BMW’s smallest offering is no shrinking violet. Consider that the base model can accelerate to 97 km/h in 5.1 seconds with the manual gearbox and 5.3 seconds with the automatic – great numbers for an automotive half-pint. The M235i performs even better, taking just 4.3 seconds to achieve highway velocity with the automatic (the manual was slower, taking 4.9 seconds). The 365-hp M2 variant is barely quicker, taking 4.2 seconds with the stick.
The 2 Series handles sublimely, thanks in part to its fast-acting, accurate steering and rigid chassis. The ride over lumpy pavement is generally good, and passengers are isolated from most bumps by the firmly controlled suspension, though some drivers felt that the low-profile, run-flat tires ride a little harshly (more on that below). Fortunately, the 2 is luxury-car quiet on the highway and even the convertible is reasonably hushed thanks to its tight-fitting soft top.
Driver were delighted by the 2’s predilection for sipping gas on the highway and around town. Expect combined fuel economy of around 9.4 litres/100 km (30 mpg). Keep in mind that both turbo engines demand premium gasoline, and with the tank holding just 52 litres, fill-ups will be frequent.
OWNERS TALK RELIABILITY
The 2 Series is a modern-day throwback to a bygone era when cars spun their rear tires and drivers had to row their own shifter. It delivers a fantastic blend of performance, refinement, comfort and good value – the latter not something BMW is usually lauded for. And judging by owners’ online discussions regarding reliability, the 2 distinguishes itself on that front, too.
Assembled in Leipzig, Germany, the 2 Series is a meticulously built Bimmer that does the marque proud. No corners were cut in bringing its smallest offering to market, evidenced by the fact that mechanical complaints are few and far between. The most common gripe has to do with the car’s run-flat tires.
“On my BMW 2 Series are Pirelli Cinturato P7 run-flats, size 225/40R18. In the past three years I have had six flats due to potholes. These tires are inappropriate for the vehicle. Any simple bump and they blow,” lamented one owner in a post.

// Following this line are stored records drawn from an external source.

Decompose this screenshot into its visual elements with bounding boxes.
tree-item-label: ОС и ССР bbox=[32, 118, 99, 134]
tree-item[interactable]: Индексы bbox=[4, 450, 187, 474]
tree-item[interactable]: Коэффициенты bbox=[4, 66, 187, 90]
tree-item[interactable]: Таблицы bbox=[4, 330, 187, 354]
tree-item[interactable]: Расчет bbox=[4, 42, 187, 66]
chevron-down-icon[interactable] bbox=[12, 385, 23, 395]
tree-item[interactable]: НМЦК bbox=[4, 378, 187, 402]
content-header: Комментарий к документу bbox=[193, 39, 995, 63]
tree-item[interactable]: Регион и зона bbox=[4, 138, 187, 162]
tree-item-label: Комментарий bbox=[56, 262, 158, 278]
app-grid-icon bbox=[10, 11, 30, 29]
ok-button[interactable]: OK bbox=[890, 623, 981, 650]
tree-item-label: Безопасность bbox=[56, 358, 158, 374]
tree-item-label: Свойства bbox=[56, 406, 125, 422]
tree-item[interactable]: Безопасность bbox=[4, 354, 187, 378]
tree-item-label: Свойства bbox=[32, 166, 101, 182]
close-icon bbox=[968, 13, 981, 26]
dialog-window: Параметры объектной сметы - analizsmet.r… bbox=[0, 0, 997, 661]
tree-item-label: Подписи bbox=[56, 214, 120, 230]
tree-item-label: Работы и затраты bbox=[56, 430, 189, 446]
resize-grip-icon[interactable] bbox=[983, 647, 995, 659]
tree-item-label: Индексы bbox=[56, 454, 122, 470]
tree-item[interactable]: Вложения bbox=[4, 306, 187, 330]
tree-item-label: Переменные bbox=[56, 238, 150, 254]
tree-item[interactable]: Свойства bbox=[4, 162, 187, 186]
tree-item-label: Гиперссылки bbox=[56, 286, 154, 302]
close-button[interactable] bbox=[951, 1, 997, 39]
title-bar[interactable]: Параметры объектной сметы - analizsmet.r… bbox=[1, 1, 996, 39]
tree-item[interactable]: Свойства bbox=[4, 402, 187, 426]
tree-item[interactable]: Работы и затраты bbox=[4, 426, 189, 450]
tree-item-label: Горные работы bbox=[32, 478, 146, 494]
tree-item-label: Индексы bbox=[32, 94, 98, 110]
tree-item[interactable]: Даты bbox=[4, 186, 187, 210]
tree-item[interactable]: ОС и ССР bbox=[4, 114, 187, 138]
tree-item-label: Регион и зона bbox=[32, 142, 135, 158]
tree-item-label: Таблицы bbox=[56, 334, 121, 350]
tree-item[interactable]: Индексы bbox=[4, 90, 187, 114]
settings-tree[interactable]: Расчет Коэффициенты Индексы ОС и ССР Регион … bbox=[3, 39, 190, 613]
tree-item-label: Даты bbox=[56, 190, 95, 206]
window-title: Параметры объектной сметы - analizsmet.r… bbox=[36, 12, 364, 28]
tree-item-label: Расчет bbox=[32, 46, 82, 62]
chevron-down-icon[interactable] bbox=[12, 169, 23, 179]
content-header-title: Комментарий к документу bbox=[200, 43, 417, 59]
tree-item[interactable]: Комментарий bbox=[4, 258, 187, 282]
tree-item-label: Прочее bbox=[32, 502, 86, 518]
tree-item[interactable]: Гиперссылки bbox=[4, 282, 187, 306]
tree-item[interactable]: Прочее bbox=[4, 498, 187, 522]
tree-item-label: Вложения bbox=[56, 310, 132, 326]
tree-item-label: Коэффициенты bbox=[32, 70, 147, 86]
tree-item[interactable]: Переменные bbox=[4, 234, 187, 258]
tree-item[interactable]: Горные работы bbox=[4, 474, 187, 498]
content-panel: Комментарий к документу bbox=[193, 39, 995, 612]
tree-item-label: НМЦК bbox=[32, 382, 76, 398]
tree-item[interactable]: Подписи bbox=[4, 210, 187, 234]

Run-flats have been roundly criticized for their rough and noisy ride, high price, inability to be repaired and short lifespan. As a result, BMW offers conventional tires for those who want them, although there’s no provision for a spare tire in the trunk. Yet even regular tires appear to fail with some regularity, the result of low sidewall rubber and fragile alloy wheels.
A few owners have reported broken bolts holding the electric power-steering motor to the rack, precipitating a power steering failure. BMW has issued a technical service bulletin (SI B01 26 18) that extends the warranty on the steering system mounting bolts to 10 years.

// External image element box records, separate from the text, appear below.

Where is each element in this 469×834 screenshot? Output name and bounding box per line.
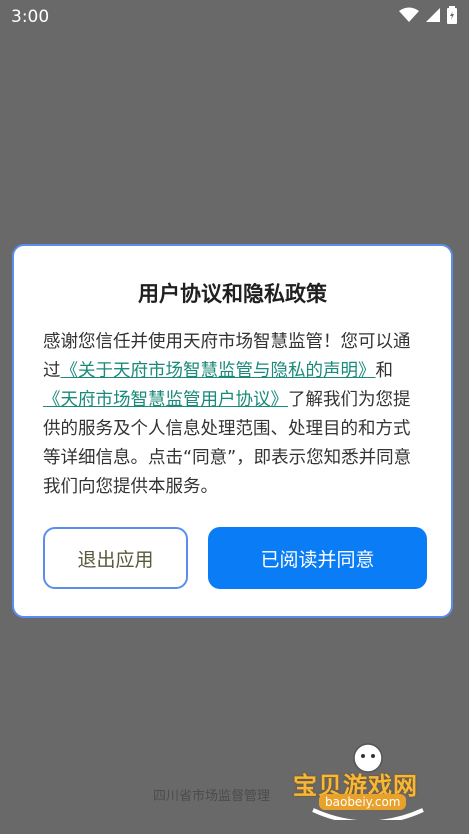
- dialog-title: 用户协议和隐私政策: [138, 282, 327, 306]
- status-icons: [399, 6, 457, 29]
- signal-icon: [425, 7, 441, 28]
- battery-icon: [447, 6, 457, 29]
- status-time: 3:00: [11, 7, 50, 27]
- privacy-statement-link[interactable]: 《关于天府市场智慧监管与隐私的声明》: [61, 361, 376, 381]
- user-agreement-link[interactable]: 《天府市场智慧监管用户协议》: [43, 390, 288, 410]
- wifi-icon: [399, 7, 419, 28]
- body-connector: 和: [375, 361, 394, 381]
- privacy-dialog: 用户协议和隐私政策 感谢您信任并使用天府市场智慧监管！您可以通过《关于天府市场智…: [12, 244, 453, 618]
- dialog-body: 感谢您信任并使用天府市场智慧监管！您可以通过《关于天府市场智慧监管与隐私的声明》…: [43, 328, 425, 502]
- watermark-logo: 宝贝游戏网 baobeiy.com: [293, 740, 443, 820]
- watermark-url: baobeiy.com: [319, 794, 407, 810]
- footer-text: 四川省市场监督管理: [153, 789, 271, 804]
- agree-button[interactable]: 已阅读并同意: [208, 527, 427, 589]
- exit-app-button[interactable]: 退出应用: [43, 527, 188, 589]
- status-bar: 3:00: [0, 0, 469, 32]
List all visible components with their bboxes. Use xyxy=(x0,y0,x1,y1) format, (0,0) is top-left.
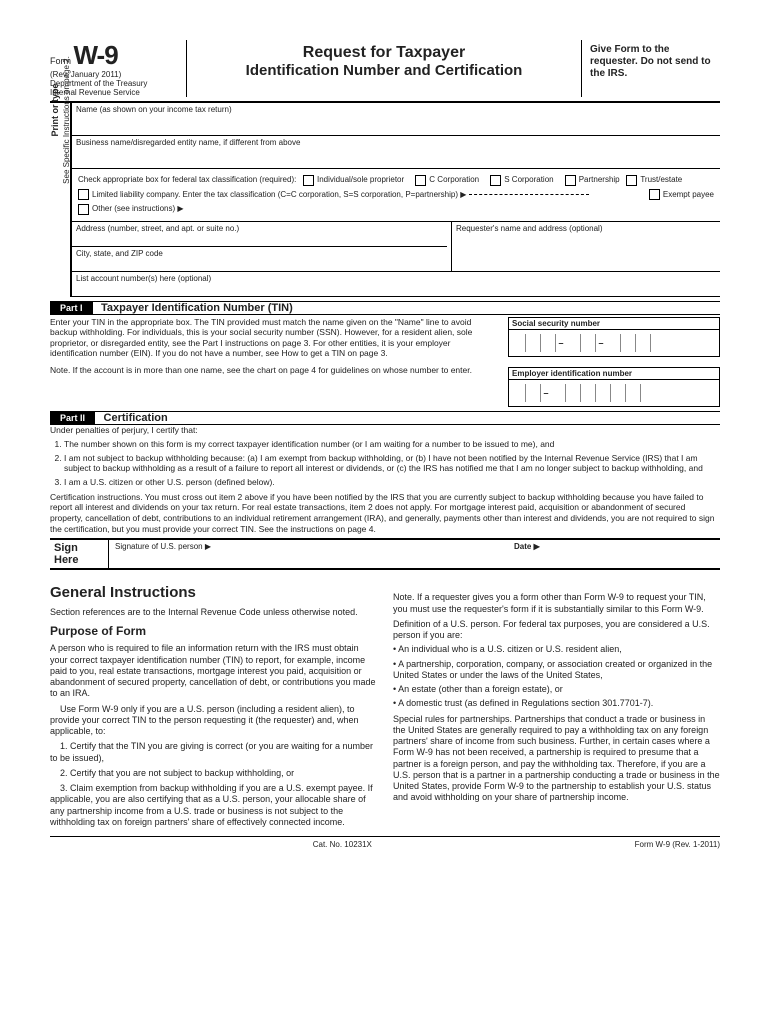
city-field[interactable]: City, state, and ZIP code xyxy=(72,247,447,271)
sign-here-label: Sign Here xyxy=(50,540,109,568)
part2-label: Part II xyxy=(50,412,95,424)
classification-section: Check appropriate box for federal tax cl… xyxy=(72,169,720,221)
part2-title: Certification xyxy=(104,412,168,424)
ssn-box[interactable]: Social security number –– xyxy=(508,317,720,357)
ein-label: Employer identification number xyxy=(509,368,719,380)
part1-p1: Enter your TIN in the appropriate box. T… xyxy=(50,317,498,360)
checkbox-trust[interactable] xyxy=(626,175,637,186)
ein-box[interactable]: Employer identification number – xyxy=(508,367,720,407)
label-scorp: S Corporation xyxy=(504,175,553,184)
right-note: Note. If a requester gives you a form ot… xyxy=(393,592,720,615)
header-right-note: Give Form to the requester. Do not send … xyxy=(581,40,720,97)
cert-instructions: Certification instructions. You must cro… xyxy=(50,492,720,535)
title-line1: Request for Taxpayer xyxy=(197,44,571,62)
cat-no: Cat. No. 10231X xyxy=(313,840,372,849)
ssn-label: Social security number xyxy=(509,318,719,330)
requester-field[interactable]: Requester's name and address (optional) xyxy=(452,222,720,271)
label-partnership: Partnership xyxy=(579,175,620,184)
part1-title: Taxpayer Identification Number (TIN) xyxy=(101,302,293,314)
part1-label: Part I xyxy=(50,302,93,314)
purpose-p2: Use Form W-9 only if you are a U.S. pers… xyxy=(50,704,377,738)
purpose-li3: 3. Claim exemption from backup withholdi… xyxy=(50,783,377,828)
purpose-li1: 1. Certify that the TIN you are giving i… xyxy=(50,741,377,764)
checkbox-llc[interactable] xyxy=(78,189,89,200)
label-individual: Individual/sole proprietor xyxy=(317,175,404,184)
label-llc: Limited liability company. Enter the tax… xyxy=(92,190,466,199)
name-field[interactable]: Name (as shown on your income tax return… xyxy=(72,103,720,136)
llc-class-input[interactable] xyxy=(469,194,589,195)
checkbox-scorp[interactable] xyxy=(490,175,501,186)
purpose-p1: A person who is required to file an info… xyxy=(50,643,377,699)
checkbox-partnership[interactable] xyxy=(565,175,576,186)
checkbox-exempt[interactable] xyxy=(649,189,660,200)
title-line2: Identification Number and Certification xyxy=(197,62,571,79)
address-field[interactable]: Address (number, street, and apt. or sui… xyxy=(72,222,447,247)
right-b3: • An estate (other than a foreign estate… xyxy=(393,684,720,695)
footer-form: Form W-9 (Rev. 1-2011) xyxy=(635,840,720,849)
general-p: Section references are to the Internal R… xyxy=(50,607,377,618)
right-b2: • A partnership, corporation, company, o… xyxy=(393,659,720,682)
general-instructions-heading: General Instructions xyxy=(50,584,377,603)
checkbox-other[interactable] xyxy=(78,204,89,215)
part1-p2: Note. If the account is in more than one… xyxy=(50,365,498,376)
cert-item1: The number shown on this form is my corr… xyxy=(64,439,720,450)
side-instructions-label: See Specific Instructions on page 2. xyxy=(62,20,71,220)
label-trust: Trust/estate xyxy=(640,175,682,184)
side-print-label: Print or type xyxy=(50,10,60,210)
right-def: Definition of a U.S. person. For federal… xyxy=(393,619,720,642)
date-field[interactable]: Date ▶ xyxy=(508,540,720,568)
checkbox-ccorp[interactable] xyxy=(415,175,426,186)
cert-item2: I am not subject to backup withholding b… xyxy=(64,453,720,474)
form-header: Form W-9 (Rev. January 2011) Department … xyxy=(50,40,720,103)
class-intro: Check appropriate box for federal tax cl… xyxy=(78,175,296,184)
right-special: Special rules for partnerships. Partners… xyxy=(393,714,720,804)
right-b1: • An individual who is a U.S. citizen or… xyxy=(393,644,720,655)
label-other: Other (see instructions) ▶ xyxy=(92,204,184,213)
signature-field[interactable]: Signature of U.S. person ▶ xyxy=(109,540,508,568)
label-ccorp: C Corporation xyxy=(429,175,479,184)
checkbox-individual[interactable] xyxy=(303,175,314,186)
label-exempt: Exempt payee xyxy=(663,190,714,199)
form-number: W-9 xyxy=(74,40,118,70)
cert-intro: Under penalties of perjury, I certify th… xyxy=(50,425,720,436)
right-b4: • A domestic trust (as defined in Regula… xyxy=(393,698,720,709)
business-field[interactable]: Business name/disregarded entity name, i… xyxy=(72,136,720,169)
purpose-li2: 2. Certify that you are not subject to b… xyxy=(50,768,377,779)
purpose-heading: Purpose of Form xyxy=(50,624,377,639)
accounts-field[interactable]: List account number(s) here (optional) xyxy=(72,272,720,297)
cert-item3: I am a U.S. citizen or other U.S. person… xyxy=(64,477,720,488)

A few others have noted that their cars have stalled on the highway after displaying a drivetrain warning on the dashboard. There is an occasional electrical snafu, such as a failed sensor or power door lock, and the standard radio may offer substandard reception. Watch for spontaneously shattered sunroofs – a well-documented manufacturing defect.
Beyond these niggling issues, the 2 appears to exceed everyone’s expectations of what BMW’s littlest car can do. Rather than offer a diluted entry-level product to the masses, the 2 Series is a legitimate sports coupe and a worthy ambassador for the badge.